Unnamed: 0,Date,Store,Promo,StateHoliday,SchoolHoliday
40232,2015-08-01,1,0,False,1
39376,2015-08-02,1,0,False,1
38520,2015-08-03,1,1,False,1
37664,2015-08-04,1,1,False,1
36808,2015-08-05,1,1,False,1


In [99]:
columns = ['Date', 'Store', 'Promo', 'StateHoliday', 'SchoolHoliday']
test_df = test[columns]

fld = 'SchoolHoliday'
test_df = test_df.sort_values(['Store', 'Date'])
get_elapsed(fld, 'After', df=test_df)
test_df = test_df.sort_values(['Store', 'Date'], ascending=[True, False])
get_elapsed(fld, 'Before', df=test_df)

fld = 'StateHoliday'
test_df = test_df.sort_values(['Store', 'Date'])
get_elapsed(fld, 'After', df=test_df)
test_df = test_df.sort_values(['Store', 'Date'], ascending=[True, False])
get_elapsed(fld, 'Before', df=test_df)

fld = 'Promo'
test_df = test_df.sort_values(['Store', 'Date'])
get_elapsed(fld, 'After', df=test_df)
test_df = test_df.sort_values(['Store', 'Date'], ascending=[True, False])
get_elapsed(fld, 'Before', df=test_df)

test_df = test_df.set_index("Date")

columns = ['SchoolHoliday', 'StateHoliday', 'Promo']

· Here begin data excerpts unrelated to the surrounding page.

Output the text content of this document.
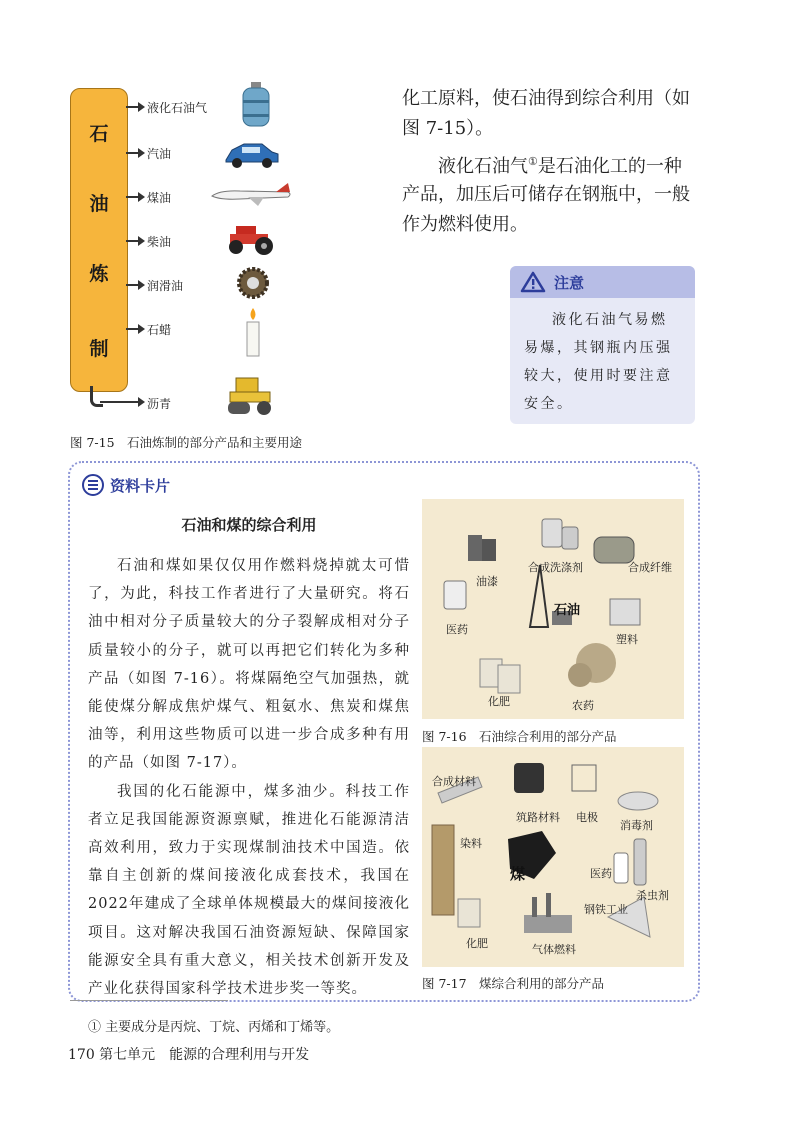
石
油
炼
制
液化石油气
汽油
煤油
柴油
润滑油
石蜡
沥青
图 7-15　石油炼制的部分产品和主要用途
化工原料，使石油得到综合利用（如
图 7-15）。
液化石油气①是石油化工的一种
产品，加压后可储存在钢瓶中，一般
作为燃料使用。
注意
液化石油气易燃易爆，其钢瓶内压强较大，使用时要注意安全。
资料卡片
石油和煤的综合利用

石油和煤如果仅仅用作燃料烧掉就太可惜了，为此，科技工作者进行了大量研究。将石油中相对分子质量较大的分子裂解成相对分子质量较小的分子，就可以再把它们转化为多种产品（如图 7-16）。将煤隔绝空气加强热，就能使煤分解成焦炉煤气、粗氨水、焦炭和煤焦油等，利用这些物质可以进一步合成多种有用的产品（如图 7-17）。

我国的化石能源中，煤多油少。科技工作者立足我国能源资源禀赋，推进化石能源清洁高效利用，致力于实现煤制油技术中国造。依靠自主创新的煤间接液化成套技术，我国在2022年建成了全球单体规模最大的煤间接液化项目。这对解决我国石油资源短缺、保障国家能源安全具有重大意义，相关技术创新开发及产业化获得国家科学技术进步奖一等奖。

油漆
合成洗涤剂	合成纤维
医药
塑料
化肥	农药
石油
图 7-16　石油综合利用的部分产品
合成材料
筑路材料 电极
消毒剂
染料
医药
杀虫剂
钢铁工业
化肥	气体燃料
煤
图 7-17　煤综合利用的部分产品
① 主要成分是丙烷、丁烷、丙烯和丁烯等。
170 第七单元　能源的合理利用与开发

for o in ['Before', 'After']:
    for p in columns:
        a = o + p
        test_df[a] = test_df[a].fillna(0).astype(int)
        
bwd = test_df[['Store'] + columns].sort_index().groupby("Store").rolling(7, min_periods=1).sum()
fwd = test_df[['Store'] + columns].sort_index(ascending=False).groupby("Store").rolling(7, min_periods=1).sum()
    
bwd.drop('Store',1,inplace=True)
bwd.reset_index(inplace=True)

fwd.drop('Store',1,inplace=True)
fwd.reset_index(inplace=True)

test_df.reset_index(inplace=True)

test_df = test_df.merge(bwd, 'left', ['Date', 'Store'], suffixes=['', '_bw'])
test_df = test_df.merge(fwd, 'left', ['Date', 'Store'], suffixes=['', '_fw'])

test_df.drop(columns,1,inplace=True)

test_df.to_feather(f'{PATH}test_df')
test_df = pd.read_feather(f'{PATH}test_df')

test_df["Date"] = pd.to_datetime(test_df.Date)

joined_test = join_df(joined_test, test_df, ['Store', 'Date'])

joined_test.reset_index(inplace=True)

joined_test.to_feather(f'{PATH}joined_test')

* Fairly typical set of steps for dealing with structured data.